Before I began my meditation practice, if I hit a wall — something that could be brought on by a lack of ideas, information overload, or an over-abundance of technological stimulation — I would take a nap.
It was the only way I could think of to fully rest my mind and start fresh. Often times it worked, but it quickly turned into an unproductive way to check out and it never really got to the root of my stressors like I had hoped it would.
What I found myself longing for was a vacation, a long sabbatical in which I could turn off all electronics and stop the feeling that I was being tugged in a million different directions. Unfortunately, I was juggling projects that required I be plugged in at least some of the time.
So I turned to meditation.
In the beginning I started each session hoping for some “aha” moment, a monumental breakthrough, something a lot of us (inaccurately) tend to believe should come with a successful meditation practice.
Sometimes I did get that — a great idea would pop into my mind, I would gain some clarity about a problem I was facing — but more often than not, the session was followed by a tangible feeling of peace, relaxation and release.
It was precisely what I needed to be able to clear out the cobwebs accumulating in my mind and return to work with greater focus and creativity.
Many of us (me included) turn to TV at the end of a long day to rest our body and mind. In reality, the constant stimulation offered by television does the opposite — it creates more for our already overworked minds to deal with.

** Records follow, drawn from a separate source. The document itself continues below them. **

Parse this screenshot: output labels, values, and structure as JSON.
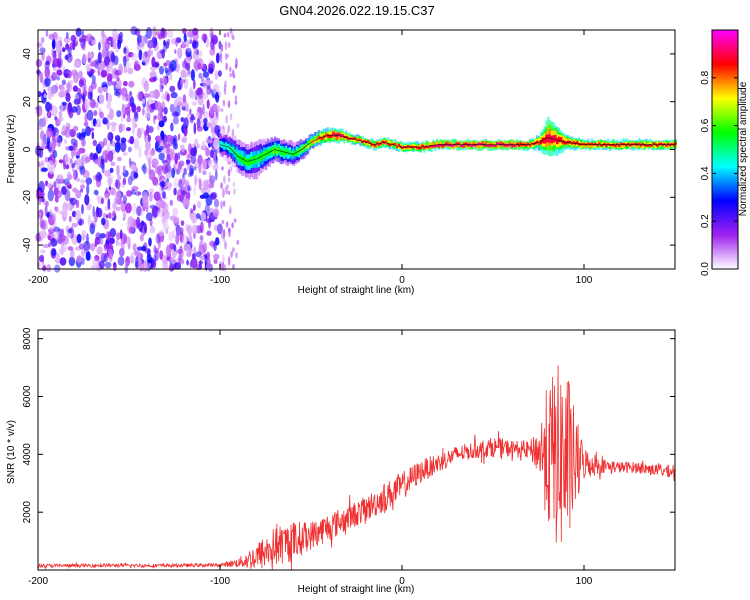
{
  "title": "GN04.2026.022.19.15.C37",
  "chart_data": [
    {
      "type": "heatmap",
      "title": "GN04.2026.022.19.15.C37",
      "xlabel": "Height of straight line (km)",
      "ylabel": "Frequency (Hz)",
      "xlim": [
        -200,
        150
      ],
      "ylim": [
        -50,
        50
      ],
      "x_ticks": [
        -200,
        -100,
        0,
        100
      ],
      "y_ticks": [
        -40,
        -20,
        0,
        20,
        40
      ],
      "colorbar": {
        "label": "Normalized spectral amplitude",
        "range": [
          0,
          1
        ],
        "ticks": [
          0,
          0.2,
          0.4,
          0.6,
          0.8
        ],
        "tick_labels": [
          "0.0",
          "0.2",
          "0.4",
          "0.6",
          "0.8"
        ],
        "colors": [
          "#ffffff",
          "#a020f0",
          "#0000ff",
          "#00ffff",
          "#00ff00",
          "#ffff00",
          "#ff0000",
          "#ff00ff"
        ]
      },
      "noise_region": {
        "x_range": [
          -200,
          -100
        ],
        "y_range": [
          -50,
          50
        ],
        "sparse_tail_to": -90
      },
      "signal_track": {
        "x": [
          -100,
          -95,
          -90,
          -85,
          -80,
          -75,
          -70,
          -65,
          -60,
          -55,
          -50,
          -45,
          -40,
          -35,
          -30,
          -25,
          -20,
          -15,
          -10,
          -5,
          0,
          10,
          20,
          30,
          40,
          50,
          60,
          70,
          75,
          80,
          85,
          90,
          100,
          110,
          120,
          130,
          140,
          150
        ],
        "y": [
          2,
          1,
          -3,
          -5,
          -4,
          -2,
          0,
          -1,
          -2,
          0,
          3,
          5,
          6,
          6,
          5,
          4,
          3,
          2,
          3,
          2,
          1,
          1,
          2,
          2,
          2,
          2,
          2,
          2,
          3,
          5,
          4,
          3,
          2,
          2,
          2,
          2,
          2,
          2
        ],
        "amplitude": [
          0.4,
          0.45,
          0.5,
          0.55,
          0.5,
          0.55,
          0.6,
          0.55,
          0.5,
          0.6,
          0.7,
          0.8,
          0.85,
          0.9,
          0.85,
          0.8,
          0.85,
          0.85,
          0.85,
          0.8,
          0.85,
          0.85,
          0.9,
          0.9,
          0.9,
          0.9,
          0.9,
          0.85,
          0.8,
          0.9,
          0.85,
          0.85,
          0.85,
          0.85,
          0.85,
          0.85,
          0.85,
          0.85
        ],
        "spread_hz": [
          6,
          6,
          7,
          7,
          8,
          6,
          5,
          5,
          5,
          4,
          3,
          3,
          3,
          3,
          2,
          2,
          2,
          2,
          2,
          2,
          2,
          2,
          2,
          2,
          2,
          2,
          2,
          2,
          3,
          8,
          6,
          3,
          2,
          2,
          2,
          2,
          2,
          2
        ]
      }
    },
    {
      "type": "line",
      "xlabel": "Height of straight line (km)",
      "ylabel": "SNR (10 * v/v)",
      "xlim": [
        -200,
        150
      ],
      "ylim": [
        0,
        8300
      ],
      "x_ticks": [
        -200,
        -100,
        0,
        100
      ],
      "y_ticks": [
        2000,
        4000,
        6000,
        8000
      ],
      "color": "#f03030",
      "series": [
        {
          "name": "SNR",
          "x": [
            -200,
            -180,
            -160,
            -140,
            -120,
            -100,
            -90,
            -80,
            -70,
            -60,
            -50,
            -40,
            -30,
            -20,
            -10,
            0,
            10,
            20,
            30,
            40,
            50,
            60,
            70,
            75,
            80,
            85,
            90,
            95,
            100,
            110,
            120,
            130,
            140,
            150
          ],
          "y": [
            150,
            150,
            160,
            150,
            160,
            170,
            250,
            450,
            800,
            1000,
            1200,
            1500,
            1800,
            2100,
            2500,
            2900,
            3400,
            3700,
            4000,
            4150,
            4250,
            4200,
            4150,
            4100,
            4000,
            3900,
            3800,
            3700,
            3700,
            3600,
            3550,
            3550,
            3450,
            3400
          ],
          "noise_amp": [
            60,
            60,
            60,
            60,
            60,
            60,
            150,
            500,
            700,
            700,
            500,
            500,
            450,
            450,
            500,
            500,
            400,
            350,
            300,
            300,
            350,
            300,
            300,
            800,
            2500,
            3200,
            3500,
            1800,
            600,
            250,
            200,
            200,
            200,
            200
          ]
        }
      ]
    }
  ]
}
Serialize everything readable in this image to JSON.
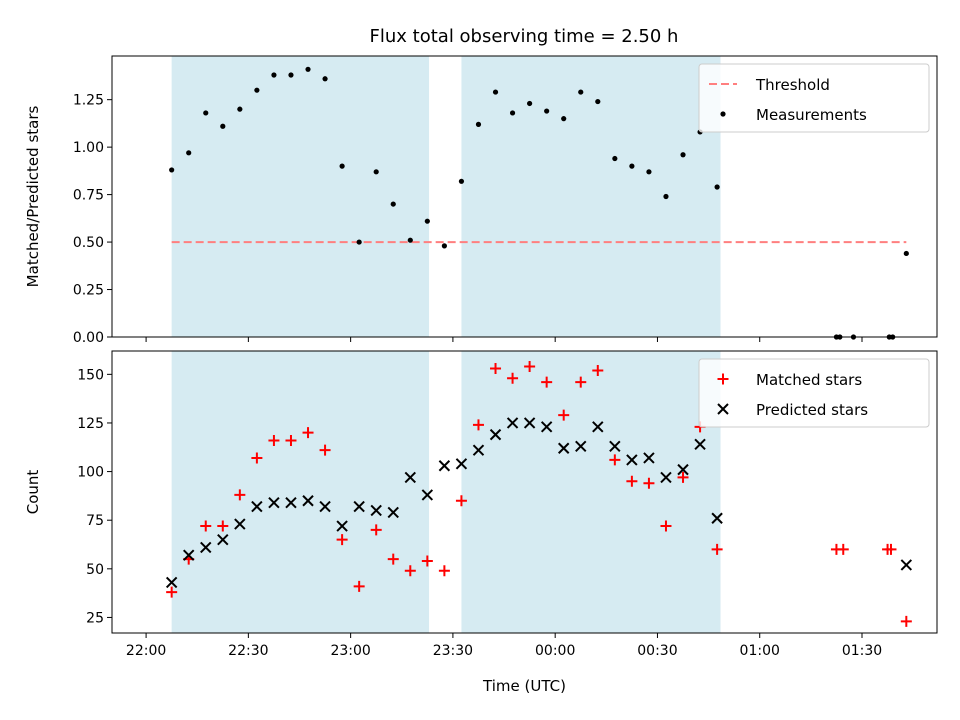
{
  "chart_data": [
    {
      "type": "scatter",
      "title": "Flux total observing time = 2.50 h",
      "xlabel": "",
      "ylabel": "Matched/Predicted stars",
      "xlim_minutes_from_2200": [
        -10,
        232
      ],
      "ylim": [
        0,
        1.48
      ],
      "yticks": [
        "0.00",
        "0.25",
        "0.50",
        "0.75",
        "1.00",
        "1.25"
      ],
      "ytick_values": [
        0,
        0.25,
        0.5,
        0.75,
        1.0,
        1.25
      ],
      "shaded_intervals": [
        [
          7.5,
          83
        ],
        [
          92.5,
          168.5
        ]
      ],
      "shade_color": "#add8e6",
      "threshold": {
        "name": "Threshold",
        "value": 0.5,
        "x_range": [
          7.5,
          223
        ],
        "color": "#ff7f7f"
      },
      "legend": [
        "Threshold",
        "Measurements"
      ],
      "legend_position": "upper right",
      "series": [
        {
          "name": "Measurements",
          "color": "#000000",
          "x": [
            7.5,
            12.5,
            17.5,
            22.5,
            27.5,
            32.5,
            37.5,
            42.5,
            47.5,
            52.5,
            57.5,
            62.5,
            67.5,
            72.5,
            77.5,
            82.5,
            87.5,
            92.5,
            97.5,
            102.5,
            107.5,
            112.5,
            117.5,
            122.5,
            127.5,
            132.5,
            137.5,
            142.5,
            147.5,
            152.5,
            157.5,
            162.5,
            167.5,
            202.5,
            203.5,
            207.5,
            218,
            219,
            223
          ],
          "y": [
            0.88,
            0.97,
            1.18,
            1.11,
            1.2,
            1.3,
            1.38,
            1.38,
            1.41,
            1.36,
            0.9,
            0.5,
            0.87,
            0.7,
            0.51,
            0.61,
            0.48,
            0.82,
            1.12,
            1.29,
            1.18,
            1.23,
            1.19,
            1.15,
            1.29,
            1.24,
            0.94,
            0.9,
            0.87,
            0.74,
            0.96,
            1.08,
            0.79,
            0.0,
            0.0,
            0.0,
            0.0,
            0.0,
            0.44
          ]
        }
      ]
    },
    {
      "type": "scatter",
      "title": "",
      "xlabel": "Time (UTC)",
      "ylabel": "Count",
      "xlim_minutes_from_2200": [
        -10,
        232
      ],
      "ylim": [
        17,
        162
      ],
      "yticks": [
        "25",
        "50",
        "75",
        "100",
        "125",
        "150"
      ],
      "ytick_values": [
        25,
        50,
        75,
        100,
        125,
        150
      ],
      "xticks": [
        "22:00",
        "22:30",
        "23:00",
        "23:30",
        "00:00",
        "00:30",
        "01:00",
        "01:30"
      ],
      "xtick_values": [
        0,
        30,
        60,
        90,
        120,
        150,
        180,
        210
      ],
      "shaded_intervals": [
        [
          7.5,
          83
        ],
        [
          92.5,
          168.5
        ]
      ],
      "shade_color": "#add8e6",
      "legend": [
        "Matched stars",
        "Predicted stars"
      ],
      "legend_position": "upper right",
      "series": [
        {
          "name": "Matched stars",
          "marker": "plus",
          "color": "#ff0000",
          "x": [
            7.5,
            12.5,
            17.5,
            22.5,
            27.5,
            32.5,
            37.5,
            42.5,
            47.5,
            52.5,
            57.5,
            62.5,
            67.5,
            72.5,
            77.5,
            82.5,
            87.5,
            92.5,
            97.5,
            102.5,
            107.5,
            112.5,
            117.5,
            122.5,
            127.5,
            132.5,
            137.5,
            142.5,
            147.5,
            152.5,
            157.5,
            162.5,
            167.5,
            202.5,
            204.5,
            217.5,
            218.5,
            223
          ],
          "y": [
            38,
            55,
            72,
            72,
            88,
            107,
            116,
            116,
            120,
            111,
            65,
            41,
            70,
            55,
            49,
            54,
            49,
            85,
            124,
            153,
            148,
            154,
            146,
            129,
            146,
            152,
            106,
            95,
            94,
            72,
            97,
            123,
            60,
            60,
            60,
            60,
            60,
            23
          ]
        },
        {
          "name": "Predicted stars",
          "marker": "x",
          "color": "#000000",
          "x": [
            7.5,
            12.5,
            17.5,
            22.5,
            27.5,
            32.5,
            37.5,
            42.5,
            47.5,
            52.5,
            57.5,
            62.5,
            67.5,
            72.5,
            77.5,
            82.5,
            87.5,
            92.5,
            97.5,
            102.5,
            107.5,
            112.5,
            117.5,
            122.5,
            127.5,
            132.5,
            137.5,
            142.5,
            147.5,
            152.5,
            157.5,
            162.5,
            167.5,
            223
          ],
          "y": [
            43,
            57,
            61,
            65,
            73,
            82,
            84,
            84,
            85,
            82,
            72,
            82,
            80,
            79,
            97,
            88,
            103,
            104,
            111,
            119,
            125,
            125,
            123,
            112,
            113,
            123,
            113,
            106,
            107,
            97,
            101,
            114,
            76,
            52
          ]
        }
      ]
    }
  ]
}
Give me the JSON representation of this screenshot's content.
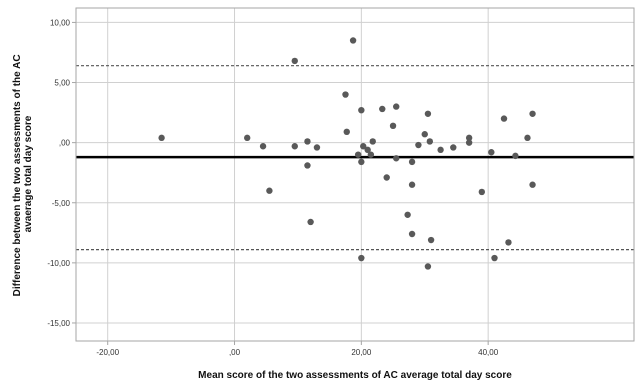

Dealing with stress and creating a safe place for our minds to rest is essential when it comes to avoiding the burnout of work. Here are a few tips to help you establish your own meditation practice and increase the productivity in your professional life.
Tip #1 – Start out small.
When I first began my meditation practice, fifteen minutes was about all I could stand. After that point I had a hard time keeping my mind quiet. But, like exercise, practice eventually enabled me to sit in a meditative state for an hour.
If all you only have the time and patience for five minutes, that’s fine. Try committing to those five minutes once in the morning and once before you go to bed. This will help you start and end each day from a place of peace and relaxation — ensuring that everything else in between runs smoother than before.
Tip #2 – Connect with your breathing.
I am ridiculously quick to jump off the deep end when things appear to be going badly. Meditation has taught me to stop mid-freakout, check in with my breath, and try to adjust my reaction to be more in alignment with the severity of the situation.
In any business, having the ability to be clear-headed is essential and can curb costly mistakes before they happen. If you learn to pay attention to your breath, you can have a more successful meditation practice and a more fruitful professional life.
Tip #3 – Learn how to be in tune with what your mind needs.
As a collective human race, we are really great and doing, doing, doing and not getting anything done. We fill up our days with busyness that in all actuality gets us nowhere.
Instead of turning your wheels simply because that’s what you’ve been trained to do, pay attention to when your mind could benefit from a rest. Completing hours of mediocre work is not as great as creating an hour of solid, inspired work made possible by a clear, focused mind.
Tip #4 – If silence doesn’t work, try something else.
When I would try to meditate in a completely silent setting, I would usually find myself nodding off or becoming distracted by the constant hum of my thoughts. Then, I was introduced to theta meditation music.
The sound kept my mind from returning to my to-do list, but it wasn’t so overpowering that I couldn’t concentrate on relaxing and letting go. It kept me in the meditation zone for much longer than silence did.
This may not be the answer for you, but there are countless meditation programs out there — chances are, there is one that will speak to you.
Tip #5 – Create a meditation space.
The space that you meditate in is often the factor that determines how successful your practice will be. It should be away from distractions and comfortable enough to allow you to sit for a significant amount of time — but not too comfortable that it becomes easy to fall asleep.
Choose a space that you actually want to visit, one that invokes a feeling of calm and peace.
Dedicating yourself to a regular meditation practice may seem like something extra to add to your already hectic life, but in truth, it will make your hectic life calmer, more relaxed and easier to handle.
How is your meditation practice coming along?